Calé pile pour sortir en même temps que le sublime Tropical malady, le DVD de Blissfully yours est plutôt radin côté bonus (rien, exceptée une préface du toujours impec’ Philippe Azoury), mais on lui pardonne volontiers puisqu’il offre en guise de supra-bonus un film entier, celui qui a fait connaître Apichatpong Weerasethakul à une poignée d’heureux festivaliers à travers la planète, en 2000. Son titre, Mysterious object at noon, dit à lui seul de quoi il s’agit : objet mystérieux, qui se refuse à toute taxinomie tant ce qu’il raconte (une légende, une histoire) et comment il le raconte (une sorte de cadavre exquis à travers la Thaïlande) invite à se déposséder de tout lexique préfabriqué.

L’exercice habituellement appliqué aux premiers films -trouver ce qui est en germe et fleurira plus tard- n’a pas plus de pertinence : tout est là et ailleurs, dans un film qui laisse entière l’énigme de sa fabrication tout en levant, ça et là, quelques voiles (sur le tournage lui-même, mais aussi sur le principe du film : faire réciter, chacun à leur manière, des villageois, des enfants, deux sœurs sourdes et muettes, etc.).

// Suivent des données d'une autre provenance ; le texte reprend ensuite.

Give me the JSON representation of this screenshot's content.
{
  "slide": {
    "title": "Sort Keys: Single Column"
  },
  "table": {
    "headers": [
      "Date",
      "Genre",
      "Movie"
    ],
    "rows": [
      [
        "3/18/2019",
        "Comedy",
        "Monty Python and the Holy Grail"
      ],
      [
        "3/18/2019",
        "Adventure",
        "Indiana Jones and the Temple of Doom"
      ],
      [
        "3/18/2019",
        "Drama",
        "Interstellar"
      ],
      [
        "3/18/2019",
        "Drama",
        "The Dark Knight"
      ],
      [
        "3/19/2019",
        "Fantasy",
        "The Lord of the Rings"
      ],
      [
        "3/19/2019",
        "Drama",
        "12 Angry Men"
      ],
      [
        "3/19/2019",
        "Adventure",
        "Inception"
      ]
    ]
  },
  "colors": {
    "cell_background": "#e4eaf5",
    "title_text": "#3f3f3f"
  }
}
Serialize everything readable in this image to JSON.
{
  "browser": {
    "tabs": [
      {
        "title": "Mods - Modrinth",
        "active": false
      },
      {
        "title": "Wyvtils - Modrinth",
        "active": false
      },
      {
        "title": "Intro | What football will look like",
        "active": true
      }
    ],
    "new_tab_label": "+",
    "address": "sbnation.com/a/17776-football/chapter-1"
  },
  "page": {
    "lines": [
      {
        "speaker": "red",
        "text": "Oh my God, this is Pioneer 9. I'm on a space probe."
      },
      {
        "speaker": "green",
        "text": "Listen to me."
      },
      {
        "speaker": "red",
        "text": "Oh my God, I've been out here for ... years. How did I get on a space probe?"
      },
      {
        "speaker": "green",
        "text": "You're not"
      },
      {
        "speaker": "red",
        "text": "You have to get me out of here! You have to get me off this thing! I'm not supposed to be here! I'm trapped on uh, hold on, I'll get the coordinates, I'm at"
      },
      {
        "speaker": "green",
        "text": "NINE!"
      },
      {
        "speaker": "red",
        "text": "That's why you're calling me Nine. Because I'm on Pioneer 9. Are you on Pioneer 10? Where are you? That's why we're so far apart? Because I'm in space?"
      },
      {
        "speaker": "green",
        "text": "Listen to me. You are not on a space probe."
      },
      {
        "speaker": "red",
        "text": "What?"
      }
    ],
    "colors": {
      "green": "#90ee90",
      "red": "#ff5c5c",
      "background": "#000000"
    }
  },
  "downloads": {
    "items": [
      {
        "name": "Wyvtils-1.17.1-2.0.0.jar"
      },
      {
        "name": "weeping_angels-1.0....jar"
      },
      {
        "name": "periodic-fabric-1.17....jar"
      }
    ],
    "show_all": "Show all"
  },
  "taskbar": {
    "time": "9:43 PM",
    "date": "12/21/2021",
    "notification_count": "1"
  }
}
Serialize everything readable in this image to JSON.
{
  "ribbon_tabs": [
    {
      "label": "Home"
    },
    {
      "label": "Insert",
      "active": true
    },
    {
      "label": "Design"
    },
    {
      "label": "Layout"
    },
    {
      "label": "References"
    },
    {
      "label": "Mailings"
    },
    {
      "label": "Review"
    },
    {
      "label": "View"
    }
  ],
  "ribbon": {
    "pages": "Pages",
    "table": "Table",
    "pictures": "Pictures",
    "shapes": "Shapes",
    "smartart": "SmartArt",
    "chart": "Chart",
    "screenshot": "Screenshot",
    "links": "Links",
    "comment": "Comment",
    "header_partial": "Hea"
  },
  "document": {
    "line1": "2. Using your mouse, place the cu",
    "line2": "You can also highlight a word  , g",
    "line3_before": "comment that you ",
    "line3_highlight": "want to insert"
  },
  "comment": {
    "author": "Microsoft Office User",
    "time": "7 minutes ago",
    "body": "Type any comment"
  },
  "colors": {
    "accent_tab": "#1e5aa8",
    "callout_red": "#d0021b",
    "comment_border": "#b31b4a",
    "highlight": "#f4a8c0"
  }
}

Sans pour autant faire de ce secret le seul carburant du film, ou son trésor. Sans résoudre quoi que ce soit, et d’ailleurs rien n’appelle la résolution, surtout pas ces images venues d’ailleurs, trouées étranges qui ne réclament rien, n’exigent pas, sont simplement offertes. Qu’on se le dise, Apichatpong Weerasethakul n’a rien d’un petit malin arty conscient de ce qu’il faut jouer de tours de passe-passe pour épater le cinéphile intello en mal de découverte. Au contraire, tout chez lui est spontanéité, désir, légèreté. Tout sauf rigide, le dispositif, même quasi insaisissable comme celui de Mysterious object at noon, n’a rien du gage, de la garantie : il est avant tout la trace d’une inquiétude généreuse qui peu à peu se mue en murmures et chuchotements (les bancs titres, comme dits à l’oreille), est consolée par une pensée magique. Pensée magique et pensée du cinéma, et pourtant rien chez le cinéaste ne relève de l’exercice de style ou du programme, c’est là sa plus grande force.

Différence majeure, évidente par rapport aux films suivants : le recours au noir et blanc et au 16 mm qui au premier regard paraissent éloigner le film des rêveries chlorophylles de Blisffully yours et Tropical malady. Le récit étrange de ce petit garçon infirme, de sa professeur et d’un autre garçon tombé du ciel (d’un « mysterious object »), cette histoire telle qu’elle parcourt le collier des récitants, se donne aussi dans une forme documentaire granuleuse, d’une sophistication évidente et en même temps complètement éthérée. Et là, en passant, l’image d’enfants nageant dans l’eau lourde, semble-t-il, d’une rivière, évoque très vite les Frères Lumières ou Le Fleuve de Renoir. C’est bien à ces hauteurs qu’il faut accrocher Mysterious object at noon, pour chanter l’absolue originalité du cinéma d’Apichatpong Weerasethakul, sa fraîcheur, la puissance réfléchie de ses intuitions, sa désarmante simplicité cachée.